Heart attacks can be a looming danger for many and for good reason, as it is estimated that an American has a heart attack every 40 seconds. Tens of thousands survive heart attacks every year due to preparedness and knowledge on what to do. 


A heart attack will typically cause pain for more than 15 minutes, but in some cases it may not have any symptoms at all. When you notice these symptoms, you may be having a heart attack:

-      Uncomfortable pressure, fullness or squeezing pain in the center of the chest

-      Discomfort or pain spreading beyond the chest to extremities, the jaw, or upper abdomen

-      Shortness of breath

-      Lightheadedness, dizziness or fainting

-      Sweating

-      Nausea

Active warning signs can last for hours to weeks in advance.
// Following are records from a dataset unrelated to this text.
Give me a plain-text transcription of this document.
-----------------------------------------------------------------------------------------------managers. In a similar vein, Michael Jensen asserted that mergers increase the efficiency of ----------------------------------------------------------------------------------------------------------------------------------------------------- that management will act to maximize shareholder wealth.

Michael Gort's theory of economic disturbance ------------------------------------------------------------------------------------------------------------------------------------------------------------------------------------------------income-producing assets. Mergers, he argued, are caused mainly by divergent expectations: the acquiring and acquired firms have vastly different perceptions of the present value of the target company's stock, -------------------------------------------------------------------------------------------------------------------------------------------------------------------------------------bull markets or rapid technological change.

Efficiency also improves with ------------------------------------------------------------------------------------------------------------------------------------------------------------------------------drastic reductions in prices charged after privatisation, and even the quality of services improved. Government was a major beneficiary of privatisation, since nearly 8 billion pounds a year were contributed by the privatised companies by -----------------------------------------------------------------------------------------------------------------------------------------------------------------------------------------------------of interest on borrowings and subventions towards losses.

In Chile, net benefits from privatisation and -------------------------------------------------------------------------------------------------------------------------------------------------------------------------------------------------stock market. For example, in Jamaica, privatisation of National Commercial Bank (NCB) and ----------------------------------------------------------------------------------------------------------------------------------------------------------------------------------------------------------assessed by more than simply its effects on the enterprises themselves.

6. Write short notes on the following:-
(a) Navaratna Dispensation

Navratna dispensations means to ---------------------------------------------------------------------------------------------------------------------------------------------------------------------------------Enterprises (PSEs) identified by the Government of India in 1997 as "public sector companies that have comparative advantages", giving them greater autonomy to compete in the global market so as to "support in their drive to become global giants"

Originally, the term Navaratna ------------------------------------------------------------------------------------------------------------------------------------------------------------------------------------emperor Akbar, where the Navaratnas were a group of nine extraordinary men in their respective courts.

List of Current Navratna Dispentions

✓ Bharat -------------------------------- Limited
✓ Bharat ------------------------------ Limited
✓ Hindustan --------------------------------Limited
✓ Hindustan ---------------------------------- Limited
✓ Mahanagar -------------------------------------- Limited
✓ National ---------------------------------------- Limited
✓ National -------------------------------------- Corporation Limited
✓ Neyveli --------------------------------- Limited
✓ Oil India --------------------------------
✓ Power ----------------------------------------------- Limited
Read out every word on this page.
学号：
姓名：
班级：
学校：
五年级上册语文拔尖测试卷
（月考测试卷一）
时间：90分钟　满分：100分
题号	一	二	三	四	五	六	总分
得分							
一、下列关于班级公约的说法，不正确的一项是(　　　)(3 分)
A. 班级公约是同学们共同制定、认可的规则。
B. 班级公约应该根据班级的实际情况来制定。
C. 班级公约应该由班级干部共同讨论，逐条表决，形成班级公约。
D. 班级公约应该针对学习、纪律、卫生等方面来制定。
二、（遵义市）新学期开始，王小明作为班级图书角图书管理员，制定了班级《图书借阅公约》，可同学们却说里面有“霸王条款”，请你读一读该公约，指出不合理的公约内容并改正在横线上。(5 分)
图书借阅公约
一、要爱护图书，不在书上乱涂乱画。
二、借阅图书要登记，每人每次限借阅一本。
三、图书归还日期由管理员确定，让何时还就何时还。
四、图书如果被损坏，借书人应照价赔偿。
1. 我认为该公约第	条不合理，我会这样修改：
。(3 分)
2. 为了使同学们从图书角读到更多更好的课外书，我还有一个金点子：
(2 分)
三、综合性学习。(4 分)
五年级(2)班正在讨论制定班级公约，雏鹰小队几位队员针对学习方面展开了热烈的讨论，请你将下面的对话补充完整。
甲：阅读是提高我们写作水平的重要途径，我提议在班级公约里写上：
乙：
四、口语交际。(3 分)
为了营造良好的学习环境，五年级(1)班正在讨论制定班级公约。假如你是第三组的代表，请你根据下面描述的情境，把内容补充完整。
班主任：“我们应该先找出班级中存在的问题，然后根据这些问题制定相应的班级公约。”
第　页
Help should not be delayed, so what do you do in the case of a heart attack? 

First, call 911 or your local emergency number. Even though you may desire to tough out the symptoms, it is better to be safe than sorry. If you cannot get access to emergency medical services, have a friend or neighbor drive you to the nearest hospital. After calling 911, chew and swallow an aspirin unless you are allergic or have been directed not to. Aspirin slows blood clotting and minimizes the size of the blood clots that may have formed. If prescribed, take nitroglycerin as directed. Do not take anyone else’s nitroglycerin as it may put you in more danger.


If you are a witness and see a person having a heart attack, follow the previous steps and then begin CPR if the victim is unconscious. If you haven’t received CPR training, doctors recommend performing only chest compressions at about 100 to 120 compressions a minute. Ask the dispatcher to instruct you in the proper procedure until help arrives. If an automated external defibrillator (AED) is immediately available and the victim is unconscious, follow the instructions on the device for use. 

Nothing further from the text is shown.